Conforme fue pasando el tiempo, Azucena tuvo innumerables pretendientes, que sin embargo debían contar con la aprobación del padre, que a menudo desconfiaba de las intenciones de tales candidatos, temiendo que se acercasen a ella no por el amor que le tuvieran, sino como un medio para llegar a su fortuna. Como es mejor prevenir que curar, y en aquellos tiempos el matrimonio era cosa sagrada, don Mejía padre tomó la dura decisión de rechazar discretamente (o a veces no tanto) a todos quienes le iban a pedir la mano de su hija. Tanto Azucena como su madre anhelaban un gran casamiento, con cientos de invitados, y un fastuoso traje blanco con una gran cola… pero don Alfredo las dejó con las ganas. Creo que madre e hija estaban mas interesadas por la fiesta y por los lujosos vestidos que por el matrimonio propiamente dicho. A decir verdad, tampoco sé si Azucena deseaba casarse, ni quien era su candidato preferido, ya que no hablaba de eso sino por boca de su padre, y no podía osar demostrar sus pensamientos sin tapujos, porque “la gente es mala y comenta” y había que cuidar las amistades.

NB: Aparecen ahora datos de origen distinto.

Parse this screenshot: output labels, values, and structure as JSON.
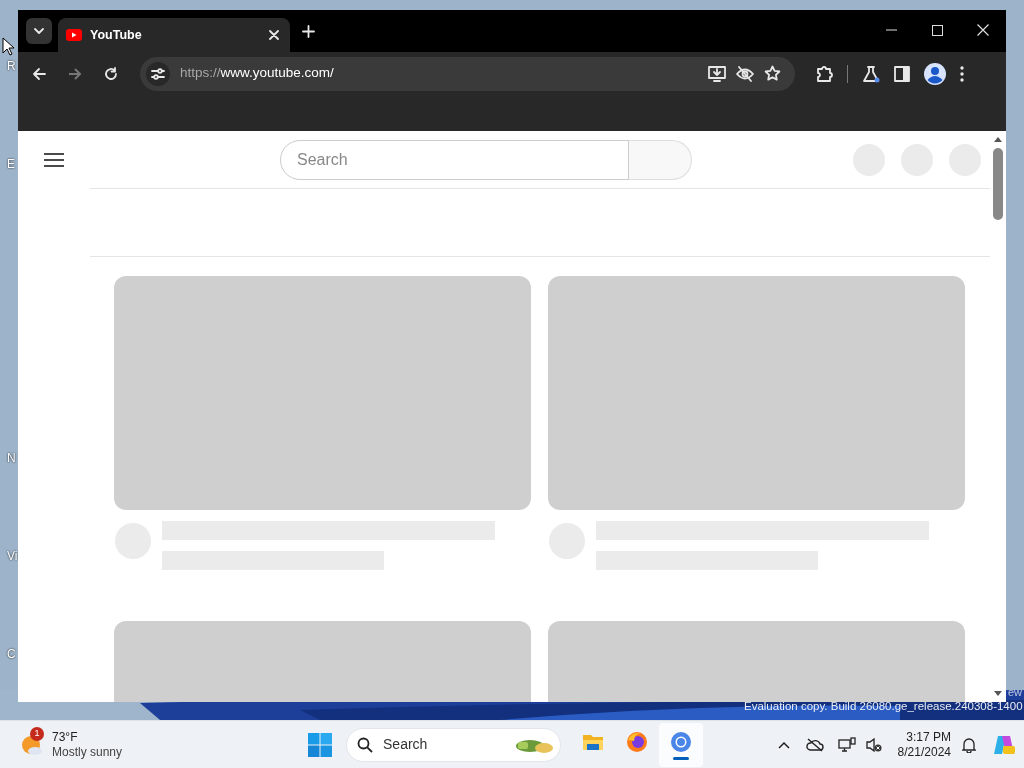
{
  "desktop": {
    "icon_labels": [
      "R",
      "E",
      "N",
      "Vi",
      "C",
      "ew"
    ],
    "watermark": "Evaluation copy. Build 26080.ge_release.240308-1400"
  },
  "browser": {
    "tabs": [
      {
        "title": "YouTube",
        "selected": true
      }
    ],
    "url": {
      "scheme": "https://",
      "rest": "www.youtube.com/"
    }
  },
  "page": {
    "search": {
      "placeholder": "Search"
    },
    "cards": [
      {
        "kind": "skeleton"
      },
      {
        "kind": "skeleton"
      },
      {
        "kind": "thumbnail_only"
      },
      {
        "kind": "thumbnail_only"
      }
    ]
  },
  "taskbar": {
    "weather": {
      "badge": "1",
      "temperature": "73°F",
      "condition": "Mostly sunny"
    },
    "search": {
      "label": "Search"
    },
    "apps": [
      {
        "kind": "files",
        "selected": false
      },
      {
        "kind": "firefox",
        "selected": false
      },
      {
        "kind": "chrome",
        "selected": true
      }
    ],
    "clock": {
      "time": "3:17 PM",
      "date": "8/21/2024"
    }
  }
}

Seguramente no hubiera escrito tantas líneas ni habría andado con tantos rodeos, de no haber sido yo uno mas entre la larga lista de pretendientes esperanzados, aunque juro por Dios y por la Patria y ante estos Santos Evangelios que mi interés era estrictamente personal y para nada pecuniario. Me interesaba mas el amor de Azucena que toda la fortuna de su padre, y aún que la de Rockefeller… aunque hoy pienso exactamente lo contrario.

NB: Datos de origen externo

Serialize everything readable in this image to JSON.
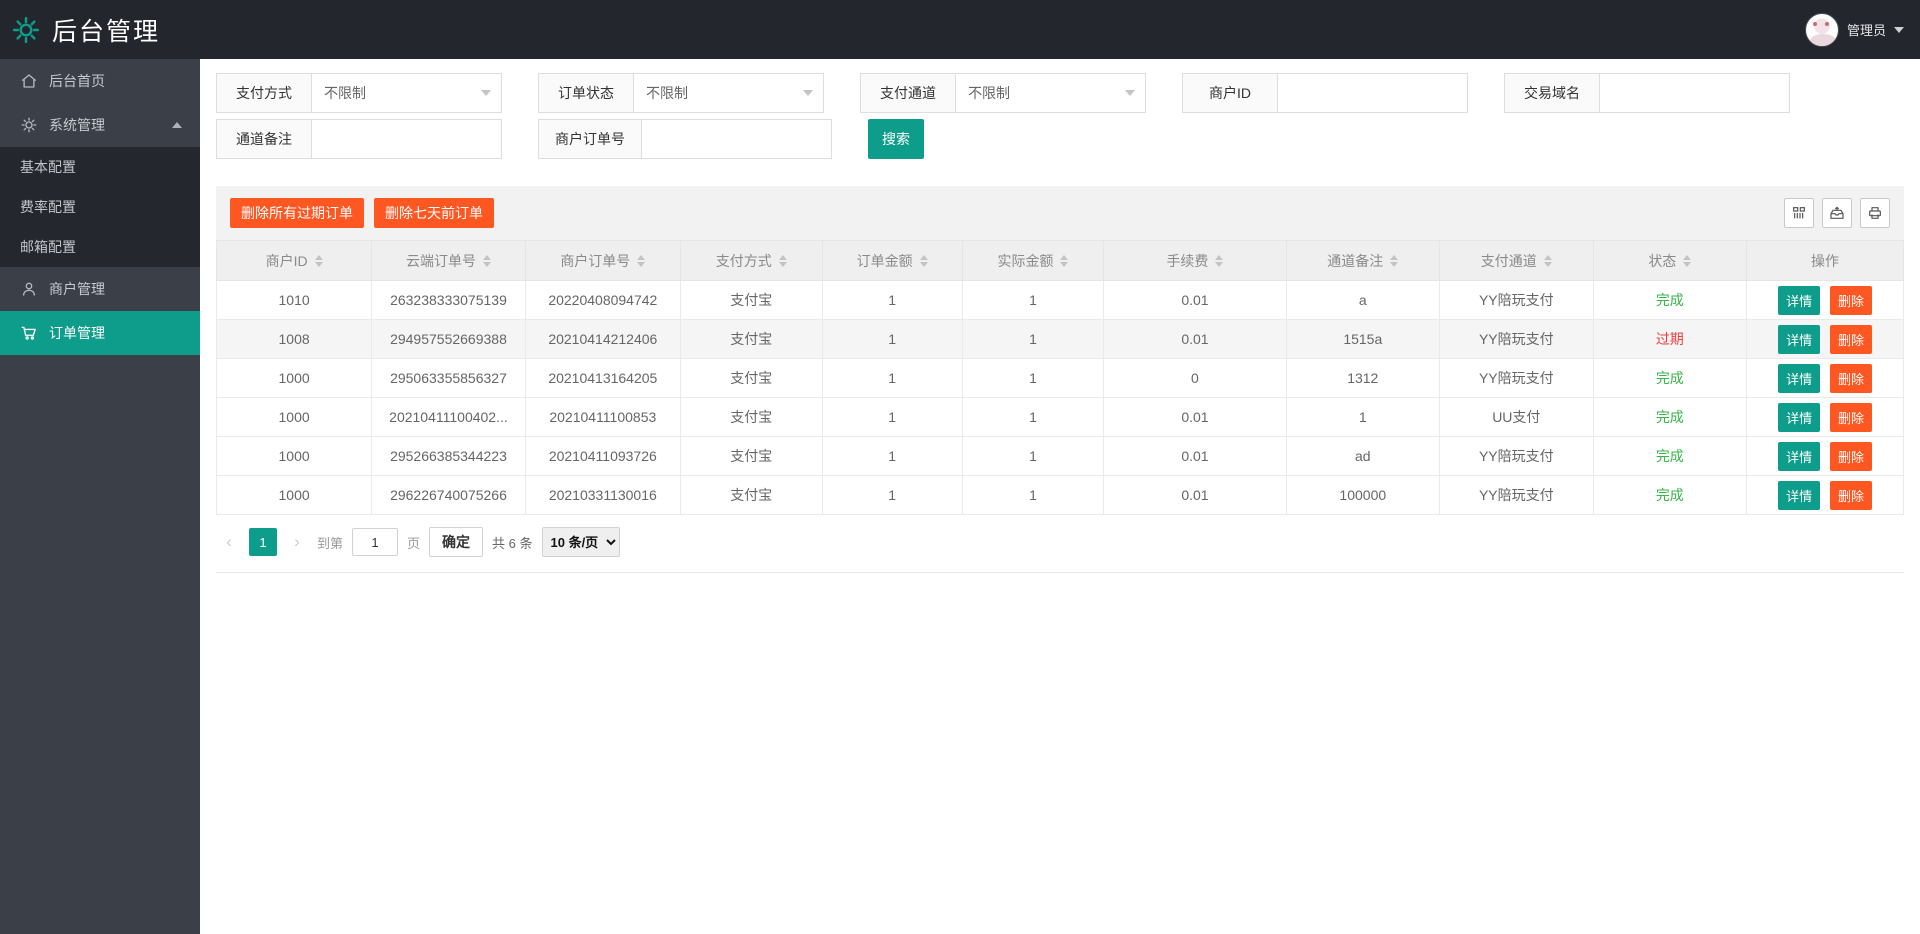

Después de haber andado infructuosamente tras ella durante dos años, sin obtener siquiera una mirada de reojo (que con eso solo me habría conformado), una buena noche, en una de las clásicas reuniones sociales de la aristocracia de entonces en la casa de Mejia, se enemistó con su pretendiente de turno, y para darle celos me pidió que la sacara a bailar. Eso era totalmente inusual en esos días, pero yo por supuesto acepté, y debí aguantar la mirada del novio, que tenía sus ojos llenos de odio clavados en mi temblorosa figura. No pude disfrutar del corto tiempo que duró el vals (que eso era lo que se bailaba en aquellas reuniones de sociedad) imaginando la forma en que su pretendiente me rompería la cara, ya que era bastante mas grande que yo.
Al terminar la danza ya me comenzaban a doler las muelas, cuando de pronto, estando sentado a mi mesa, con la vista hacia el suelo, ví una enorme sombra que se acercaba a mí. Tal como lo supuse, era la sombra del rechoncho novio. En ese momento recordé la anécdota del lobo, y consideré mas que justa la reprimenda que nos había impartido el padre Carlos. Como podrán imaginar, no vino a conversar sobre mi trabajo, ni tampoco a sacarme a bailar, sino que luego de increparme durante algunos segundos me invitó gentilmente a batirme a duelo por su amada.
Yo, como soy de buen corazón, le dí el gusto de que me insultara todo el tiempo que quiso, y aún de que me pegara una bofetada con su guante. A decir verdad, en aquel momento no me faltaron las ganas de darle la razón y renunciar a mis sentimientos, pero en aquel entonces era mas importante el honor que unas cuantas muelas y un poco de sangre, así que acepté.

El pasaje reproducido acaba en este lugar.